When we reported the problem, the Keil's developers responded with the following statement:
"_free_box() function is thread safe and can be called from main or irq mode. Because the SVC mode in Cortex-M can be interrupted by a higher priority interrupt, we protect the critical part of code with interrupt disable and enable.
The customer shall disable only his peripheral interrupts not a global interrupt"
I can't agree with it - as much as RTOS needs to protect its critical part, we need to do the same in our applications. The status of global interrupts must be saved before disabling them, and restored upon exit. Has anyone else found any issues with global interrupts in RL-RTX function calls?
Thanks, Sergey
I thought it was good practice for a library routine to save the previous interrupt state instead of assuming that the library owns it.
I've just received confirmation from Keil tech support that _calloc_box() and _alloc_box() do the same - enable interrupts on exit because they are "thread-safe". I only wish they mentioned this "side effect" in the manual.
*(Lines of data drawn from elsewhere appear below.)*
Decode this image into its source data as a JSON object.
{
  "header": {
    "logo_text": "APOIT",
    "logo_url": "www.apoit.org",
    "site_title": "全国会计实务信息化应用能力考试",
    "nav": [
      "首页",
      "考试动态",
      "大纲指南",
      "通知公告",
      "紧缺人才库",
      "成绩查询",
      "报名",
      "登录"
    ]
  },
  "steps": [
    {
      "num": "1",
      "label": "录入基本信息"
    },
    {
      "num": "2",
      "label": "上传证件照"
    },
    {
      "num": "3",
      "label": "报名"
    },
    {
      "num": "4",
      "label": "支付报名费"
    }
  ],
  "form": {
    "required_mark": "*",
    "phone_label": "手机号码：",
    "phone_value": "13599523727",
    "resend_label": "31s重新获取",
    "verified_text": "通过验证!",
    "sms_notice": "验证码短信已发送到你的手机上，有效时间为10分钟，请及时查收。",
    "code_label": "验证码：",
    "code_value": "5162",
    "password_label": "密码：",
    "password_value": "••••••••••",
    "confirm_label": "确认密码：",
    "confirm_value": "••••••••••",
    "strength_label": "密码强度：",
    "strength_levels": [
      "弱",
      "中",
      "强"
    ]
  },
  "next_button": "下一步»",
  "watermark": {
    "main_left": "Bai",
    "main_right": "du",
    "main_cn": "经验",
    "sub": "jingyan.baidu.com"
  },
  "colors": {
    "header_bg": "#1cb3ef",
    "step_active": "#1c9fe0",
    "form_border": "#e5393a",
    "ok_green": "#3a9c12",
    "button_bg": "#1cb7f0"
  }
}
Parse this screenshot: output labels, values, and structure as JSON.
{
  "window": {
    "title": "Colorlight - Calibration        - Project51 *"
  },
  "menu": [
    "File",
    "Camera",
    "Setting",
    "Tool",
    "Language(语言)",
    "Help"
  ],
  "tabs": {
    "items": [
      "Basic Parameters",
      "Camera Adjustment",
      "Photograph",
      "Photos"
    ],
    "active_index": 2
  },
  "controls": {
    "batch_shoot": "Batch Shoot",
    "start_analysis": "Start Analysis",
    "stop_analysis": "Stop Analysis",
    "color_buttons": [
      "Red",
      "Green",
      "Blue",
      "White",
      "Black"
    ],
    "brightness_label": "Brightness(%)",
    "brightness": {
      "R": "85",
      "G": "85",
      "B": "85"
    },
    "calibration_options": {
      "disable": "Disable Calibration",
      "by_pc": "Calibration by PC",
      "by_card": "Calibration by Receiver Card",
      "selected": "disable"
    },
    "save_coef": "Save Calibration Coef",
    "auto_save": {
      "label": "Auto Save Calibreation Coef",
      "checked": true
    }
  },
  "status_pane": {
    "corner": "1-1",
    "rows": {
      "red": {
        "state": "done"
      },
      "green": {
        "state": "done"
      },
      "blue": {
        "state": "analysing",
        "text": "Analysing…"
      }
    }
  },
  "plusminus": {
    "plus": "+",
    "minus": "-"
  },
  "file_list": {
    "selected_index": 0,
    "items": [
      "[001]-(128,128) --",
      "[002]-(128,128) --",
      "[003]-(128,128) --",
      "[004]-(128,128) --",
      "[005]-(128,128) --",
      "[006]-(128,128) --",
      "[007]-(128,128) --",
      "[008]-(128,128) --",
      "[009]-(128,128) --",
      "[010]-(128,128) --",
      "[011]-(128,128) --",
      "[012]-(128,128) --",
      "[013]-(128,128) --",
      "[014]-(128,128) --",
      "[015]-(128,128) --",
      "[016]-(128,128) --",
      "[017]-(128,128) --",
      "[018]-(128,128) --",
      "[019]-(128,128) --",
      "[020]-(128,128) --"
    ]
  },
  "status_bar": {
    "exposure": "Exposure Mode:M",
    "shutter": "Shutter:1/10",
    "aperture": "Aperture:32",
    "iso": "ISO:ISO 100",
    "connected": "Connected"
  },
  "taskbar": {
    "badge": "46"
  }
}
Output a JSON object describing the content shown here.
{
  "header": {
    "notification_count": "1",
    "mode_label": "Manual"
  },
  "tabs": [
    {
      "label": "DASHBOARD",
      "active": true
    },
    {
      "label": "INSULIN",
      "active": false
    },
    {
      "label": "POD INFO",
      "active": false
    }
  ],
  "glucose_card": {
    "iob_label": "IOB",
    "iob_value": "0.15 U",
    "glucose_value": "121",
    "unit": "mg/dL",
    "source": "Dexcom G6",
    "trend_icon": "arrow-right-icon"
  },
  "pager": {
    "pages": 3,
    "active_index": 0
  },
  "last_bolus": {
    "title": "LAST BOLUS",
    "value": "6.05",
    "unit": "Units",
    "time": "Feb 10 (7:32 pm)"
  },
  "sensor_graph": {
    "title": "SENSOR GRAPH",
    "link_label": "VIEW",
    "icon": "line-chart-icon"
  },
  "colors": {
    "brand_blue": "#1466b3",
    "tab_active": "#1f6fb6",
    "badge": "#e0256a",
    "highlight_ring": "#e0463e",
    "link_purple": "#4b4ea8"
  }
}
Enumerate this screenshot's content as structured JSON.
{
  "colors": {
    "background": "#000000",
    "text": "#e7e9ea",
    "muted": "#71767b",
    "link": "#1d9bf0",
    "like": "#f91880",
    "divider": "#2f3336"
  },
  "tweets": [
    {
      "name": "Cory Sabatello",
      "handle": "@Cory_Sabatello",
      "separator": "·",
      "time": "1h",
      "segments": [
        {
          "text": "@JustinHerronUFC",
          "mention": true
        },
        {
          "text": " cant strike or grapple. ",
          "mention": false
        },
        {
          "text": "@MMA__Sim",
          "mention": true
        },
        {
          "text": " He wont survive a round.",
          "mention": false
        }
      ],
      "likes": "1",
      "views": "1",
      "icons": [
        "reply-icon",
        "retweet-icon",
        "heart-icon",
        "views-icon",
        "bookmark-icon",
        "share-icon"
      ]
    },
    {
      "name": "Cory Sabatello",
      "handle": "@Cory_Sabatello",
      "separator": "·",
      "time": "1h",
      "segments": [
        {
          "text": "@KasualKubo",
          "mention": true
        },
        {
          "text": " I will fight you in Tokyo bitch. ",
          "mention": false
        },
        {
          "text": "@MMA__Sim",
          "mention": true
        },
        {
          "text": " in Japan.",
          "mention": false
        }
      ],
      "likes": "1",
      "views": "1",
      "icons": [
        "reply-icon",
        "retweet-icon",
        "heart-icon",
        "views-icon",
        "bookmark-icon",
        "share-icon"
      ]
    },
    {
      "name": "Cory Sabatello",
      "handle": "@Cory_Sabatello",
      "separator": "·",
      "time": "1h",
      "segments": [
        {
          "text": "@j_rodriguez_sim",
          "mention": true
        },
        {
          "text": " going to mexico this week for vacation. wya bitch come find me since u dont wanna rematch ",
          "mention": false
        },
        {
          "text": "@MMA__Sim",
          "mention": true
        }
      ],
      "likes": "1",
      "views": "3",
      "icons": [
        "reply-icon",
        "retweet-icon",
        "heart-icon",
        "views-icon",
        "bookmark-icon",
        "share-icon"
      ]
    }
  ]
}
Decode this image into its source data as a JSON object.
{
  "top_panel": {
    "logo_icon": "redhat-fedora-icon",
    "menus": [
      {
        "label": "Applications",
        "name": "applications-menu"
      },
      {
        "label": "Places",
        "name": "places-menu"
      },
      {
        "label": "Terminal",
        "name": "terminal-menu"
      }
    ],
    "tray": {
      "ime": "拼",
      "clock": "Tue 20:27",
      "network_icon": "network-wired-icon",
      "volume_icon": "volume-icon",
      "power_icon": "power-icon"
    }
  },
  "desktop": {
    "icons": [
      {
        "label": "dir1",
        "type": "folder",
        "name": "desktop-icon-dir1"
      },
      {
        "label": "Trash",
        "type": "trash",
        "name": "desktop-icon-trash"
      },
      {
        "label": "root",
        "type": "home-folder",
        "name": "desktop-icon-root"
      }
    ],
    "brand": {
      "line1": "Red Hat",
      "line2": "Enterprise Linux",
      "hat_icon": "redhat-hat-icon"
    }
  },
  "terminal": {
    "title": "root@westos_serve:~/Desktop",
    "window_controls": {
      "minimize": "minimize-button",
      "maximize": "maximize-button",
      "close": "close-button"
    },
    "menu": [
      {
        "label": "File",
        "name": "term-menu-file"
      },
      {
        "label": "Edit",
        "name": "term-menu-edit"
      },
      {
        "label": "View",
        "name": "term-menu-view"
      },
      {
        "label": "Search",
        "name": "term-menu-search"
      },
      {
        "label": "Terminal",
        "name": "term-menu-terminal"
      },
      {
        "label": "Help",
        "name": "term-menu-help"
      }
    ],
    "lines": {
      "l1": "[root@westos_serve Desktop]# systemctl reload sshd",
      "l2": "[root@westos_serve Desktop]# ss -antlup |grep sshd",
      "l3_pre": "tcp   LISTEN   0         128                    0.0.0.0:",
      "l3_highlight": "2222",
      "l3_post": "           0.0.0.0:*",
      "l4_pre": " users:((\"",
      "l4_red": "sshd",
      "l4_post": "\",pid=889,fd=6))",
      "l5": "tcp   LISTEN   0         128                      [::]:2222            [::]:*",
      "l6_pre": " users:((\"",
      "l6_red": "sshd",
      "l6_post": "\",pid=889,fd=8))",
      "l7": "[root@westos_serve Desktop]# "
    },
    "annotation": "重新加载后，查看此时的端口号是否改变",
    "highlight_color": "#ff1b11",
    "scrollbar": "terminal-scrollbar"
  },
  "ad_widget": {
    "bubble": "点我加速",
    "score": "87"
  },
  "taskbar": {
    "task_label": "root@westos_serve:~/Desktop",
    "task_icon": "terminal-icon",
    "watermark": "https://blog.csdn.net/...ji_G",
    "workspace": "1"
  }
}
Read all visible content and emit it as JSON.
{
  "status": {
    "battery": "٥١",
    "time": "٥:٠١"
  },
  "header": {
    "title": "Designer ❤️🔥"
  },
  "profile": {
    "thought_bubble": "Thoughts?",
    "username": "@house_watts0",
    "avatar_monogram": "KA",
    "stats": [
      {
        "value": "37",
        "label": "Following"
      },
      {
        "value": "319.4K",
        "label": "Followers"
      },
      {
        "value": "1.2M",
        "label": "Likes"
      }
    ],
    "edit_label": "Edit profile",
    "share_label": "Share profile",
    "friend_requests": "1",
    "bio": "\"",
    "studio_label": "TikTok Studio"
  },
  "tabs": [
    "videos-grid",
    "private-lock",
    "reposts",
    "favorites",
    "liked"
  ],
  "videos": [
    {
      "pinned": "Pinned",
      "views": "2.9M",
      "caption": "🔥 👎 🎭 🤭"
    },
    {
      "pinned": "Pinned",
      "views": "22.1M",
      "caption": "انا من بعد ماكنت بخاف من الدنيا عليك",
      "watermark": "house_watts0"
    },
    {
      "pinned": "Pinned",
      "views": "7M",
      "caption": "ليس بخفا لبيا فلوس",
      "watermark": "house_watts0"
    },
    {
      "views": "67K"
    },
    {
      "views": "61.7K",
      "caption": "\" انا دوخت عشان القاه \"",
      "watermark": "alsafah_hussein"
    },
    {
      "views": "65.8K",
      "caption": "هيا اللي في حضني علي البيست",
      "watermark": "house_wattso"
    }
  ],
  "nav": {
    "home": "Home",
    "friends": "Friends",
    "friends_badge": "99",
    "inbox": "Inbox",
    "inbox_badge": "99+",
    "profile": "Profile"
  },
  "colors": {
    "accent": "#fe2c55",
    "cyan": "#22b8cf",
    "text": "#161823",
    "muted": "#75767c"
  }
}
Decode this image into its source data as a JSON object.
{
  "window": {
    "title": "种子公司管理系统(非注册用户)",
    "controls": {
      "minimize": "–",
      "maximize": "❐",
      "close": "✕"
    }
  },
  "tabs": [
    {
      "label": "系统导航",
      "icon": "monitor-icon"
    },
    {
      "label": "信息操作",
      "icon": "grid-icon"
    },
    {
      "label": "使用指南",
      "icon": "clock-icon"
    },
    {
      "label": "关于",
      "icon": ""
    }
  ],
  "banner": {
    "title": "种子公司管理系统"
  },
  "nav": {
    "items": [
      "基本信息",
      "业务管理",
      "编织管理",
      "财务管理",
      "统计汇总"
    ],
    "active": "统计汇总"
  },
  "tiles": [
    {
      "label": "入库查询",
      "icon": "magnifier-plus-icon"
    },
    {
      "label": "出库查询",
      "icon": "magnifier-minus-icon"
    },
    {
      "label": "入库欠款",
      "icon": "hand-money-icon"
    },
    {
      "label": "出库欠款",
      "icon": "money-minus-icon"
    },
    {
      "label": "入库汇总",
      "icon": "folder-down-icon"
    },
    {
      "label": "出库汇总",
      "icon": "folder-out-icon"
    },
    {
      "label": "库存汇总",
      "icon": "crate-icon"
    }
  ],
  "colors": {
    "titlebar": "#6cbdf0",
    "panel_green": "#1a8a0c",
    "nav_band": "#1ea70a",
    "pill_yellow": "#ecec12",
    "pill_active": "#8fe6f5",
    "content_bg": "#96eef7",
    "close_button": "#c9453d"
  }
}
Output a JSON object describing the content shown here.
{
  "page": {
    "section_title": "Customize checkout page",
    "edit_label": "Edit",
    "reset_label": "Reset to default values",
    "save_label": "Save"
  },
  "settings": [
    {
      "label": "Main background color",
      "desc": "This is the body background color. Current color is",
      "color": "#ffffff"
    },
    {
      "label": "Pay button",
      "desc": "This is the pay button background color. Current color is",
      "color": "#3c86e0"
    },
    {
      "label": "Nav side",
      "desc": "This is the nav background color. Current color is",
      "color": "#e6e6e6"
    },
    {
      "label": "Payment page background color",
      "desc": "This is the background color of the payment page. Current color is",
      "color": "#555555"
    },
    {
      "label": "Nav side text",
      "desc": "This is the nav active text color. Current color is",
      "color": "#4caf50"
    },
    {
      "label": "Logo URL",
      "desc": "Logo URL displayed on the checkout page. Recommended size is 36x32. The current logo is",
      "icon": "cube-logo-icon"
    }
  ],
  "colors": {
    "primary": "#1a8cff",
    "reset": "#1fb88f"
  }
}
I think Keil will just have to do a lot of manual updating in a hurry. Forgetting this little "minor" side effect is not really acceptable.
For an interrupt that happens very seldom, it may be very, very hard to catch this kind of error in production code. Without the documentation, the users would have to either assume that all api has this behaviour, or have to explicitly try to test the behaviour by disabling interrupts before the call and check the interrupt state upon return.
For an interrupt that happens very seldom, it may be very, very hard to catch this kind of error in production code.
on the verge of impossible, I think. clients are likely to treat this as a "glitch", and reset the module, maybe not even reporting the problem and even if they do, it is not very likely that the problem would be reproduced and even if it is, the logic and possible side effects might made it just incredibly hard to figure out what went wrong. A disappointing feature - I did not expect this.
I had always assumed this was a well know issue because it has been that way since ARTX. Personally I have modified the RTX to handle nested tsk_lock(). This can all be done at the user level in RTX_Config.c
(Unfortunately I am still using 3.24 of RTX because I like to be able to make nested calls to tsk_lock(). Since I am make about a dozen releases of firmware within the next few months, I an not going to change the version of my OS until I have a month or 2 without a new release.)
From a code review, I seem to not be affected by this bug/misfeature/documentation oops, but the documentation really has to mention this.
This also shows the need for having 100% access to all source in important embedded projects. It isn't possible to do a satisfactory code review if the code calls undocumented black-box functions where we have to rely on just trust/hope. I hope Keil will reconsider their view on supplying the network stack as a library.
Robert, if I understand you correctly, you modified tsk_lock(), but it doesn't really solve the problem with global interrupts. Say, in our case I have custom memory management routines that might be called from an ISR. Which means that those routines must be interrupt-safe, not only thread-safe. How do you handle this situation?